Friday, May 5, 2006
The last time (February 15th) we were on the subject we more or less took the story of visitors to our island of Hispaniola up to one of those black-historical points in human history: the near extermination of the Taíno Indians which then leaves us to cover just the last 500 years or so.
By a clear margin the most famous of all visitors since that time is Christopher Columbus (whose name by the way in Spanish is not quite so famously known by English speakers to be Cristobal Colon). For such a prestigious visitor you would expect it to have been the all-expenses paid trip that it was but not such an obvious thing back in 1492. He was of course the first white man here and by default the first non-Indian visitor and the first ever person to come with a return trip-ticket. His all-inclusive ticket, along with many of the other paradise-seekers who came at that time, was paid for by the Spanish crown and it was the Spanish themselves who abruptly changed this style of paradise-seeking visitor when they started bringing in slaves from Africa who clearly had no hope of any kind of return ticket and were disgracefully brought in for no other reason than to replace those badly decimated Taíno Indians as laborers.
After that the next identifiable group of arrivals, in any significant numbers, was the French who took advantage of the Spanish being distracted by their insatiable search for greater wealth in other parts of South America. The French concentrated on the north and west of the island thereby explaining the current division between French-speaking Haiti and Spanish-speaking Dominican Republic. Interspersed in the early years the English too had their own style of visits with their particular specialty being pirate trips also usually all-inclusive. Most notable of all was that of Sir Francis Drake who just a little along the coast from us very successfully held Santo Domingo to ransom in 1586. By the end of the 19th century both Haiti and the Dominican Republic had established themselves as fully fledged republics even if it came with the usual bubbling turmoil you get between neighbors and visits, at least to this side of the border, both from Haiti and overseas have continued apace in one form or another ever since that time.

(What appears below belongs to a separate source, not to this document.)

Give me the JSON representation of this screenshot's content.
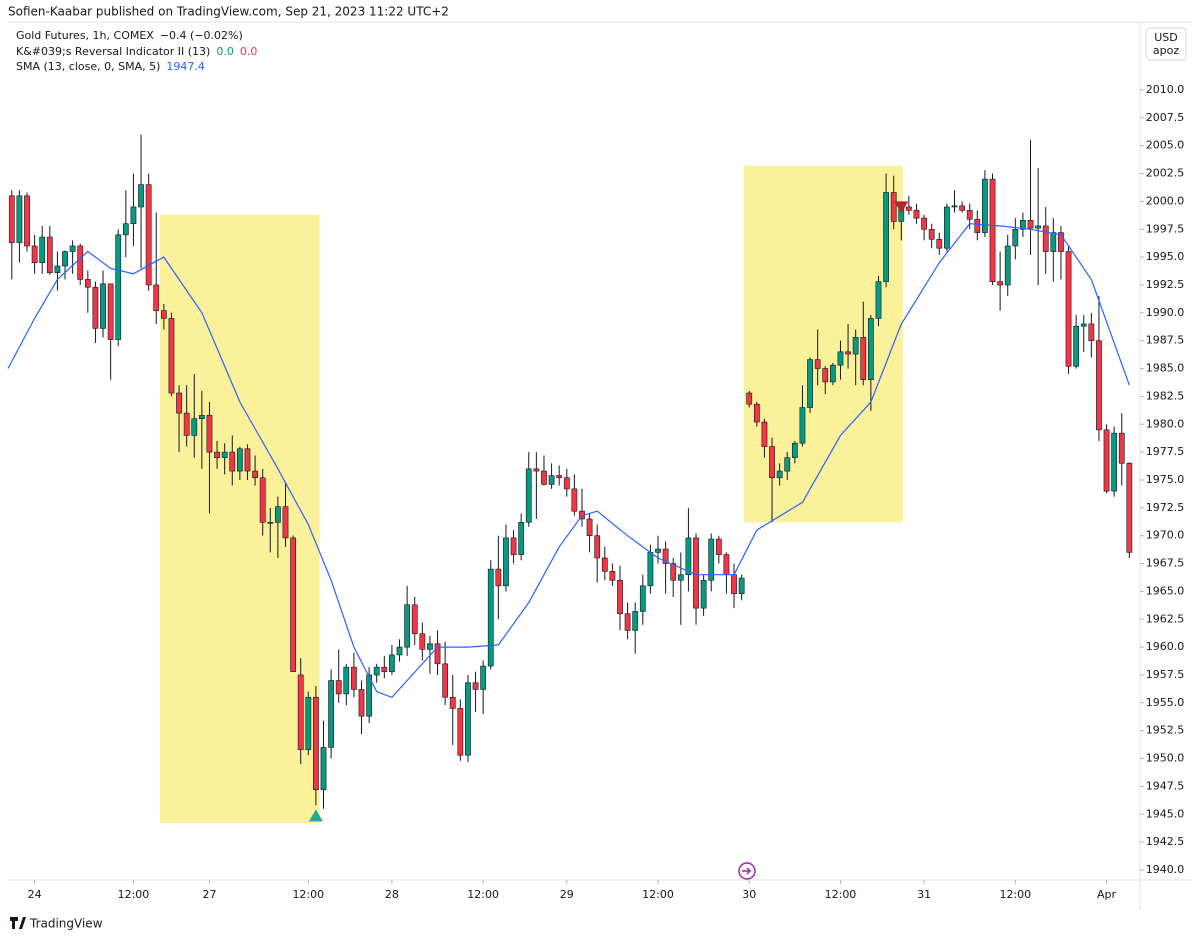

For example quite a sprinkling of Chinese can be found here including an up and coming Chinatown in Santo Domingo – as of writing an arch-type entrance way is being constructed, funded by Chinese businesses, at the intersection of Avenida’s Duarte and Mexico to designate the area. The Chinese began arriving from other Caribbean islands together with even greater numbers of other natives seeking regular work and opportunities from the 19th century onwards. Considerable numbers of Americans arrived in the early part of that century to set up plantations as many of the Europeans had done in the previous centuries and then the US army made its first visit in 1903, they certainly must have liked it because they came again in 1916 and stayed for a full eight years. They came again in 1965 but moved on much more quickly this time for they were gone by the following year.
Arabs formed the nucleus of another group of visitors, mainly Lebanese with lesser numbers of Palestinians and Syrians who first started arriving towards the end of the nineteenth century and continued to come and stay through the following century. A visit to one of the principal shopping areas in Santo Domingo, namely Avenida Duarte, reveals names on shop hoardings here and there directly reflecting this, one of the most familiar being the large department store under Lebanese-descended ownership: Plaza Lama.
A peek back to the last century shows that the most notable single groups with, at least, intentions to settle entered the country from the 1930s onwards. Many founded agricultural colonies that unfortunately very often didn’t work out as planned but of these groups there can still be found legacies of their presence here. Among the groups were German Jews (1930s), Japanese (after World War II), and Hungarians and Spaniards (both in the 1950s). Then more Chinese came from Taiwan and Hong Kong in the 1970s and 1980s actually making them second only to Haitians in numbers settling in the country.
Nowadays we have visitors all the year round of course and from all around the world, the majority of which return home tanned and relaxed, some choose to stay on and become ex-pats like ourselves and perhaps still the largest group who come in search of their own paradise or at least to escape the ravages of that desperately unstable seemingly impossible to govern neighbor of ours Haiti.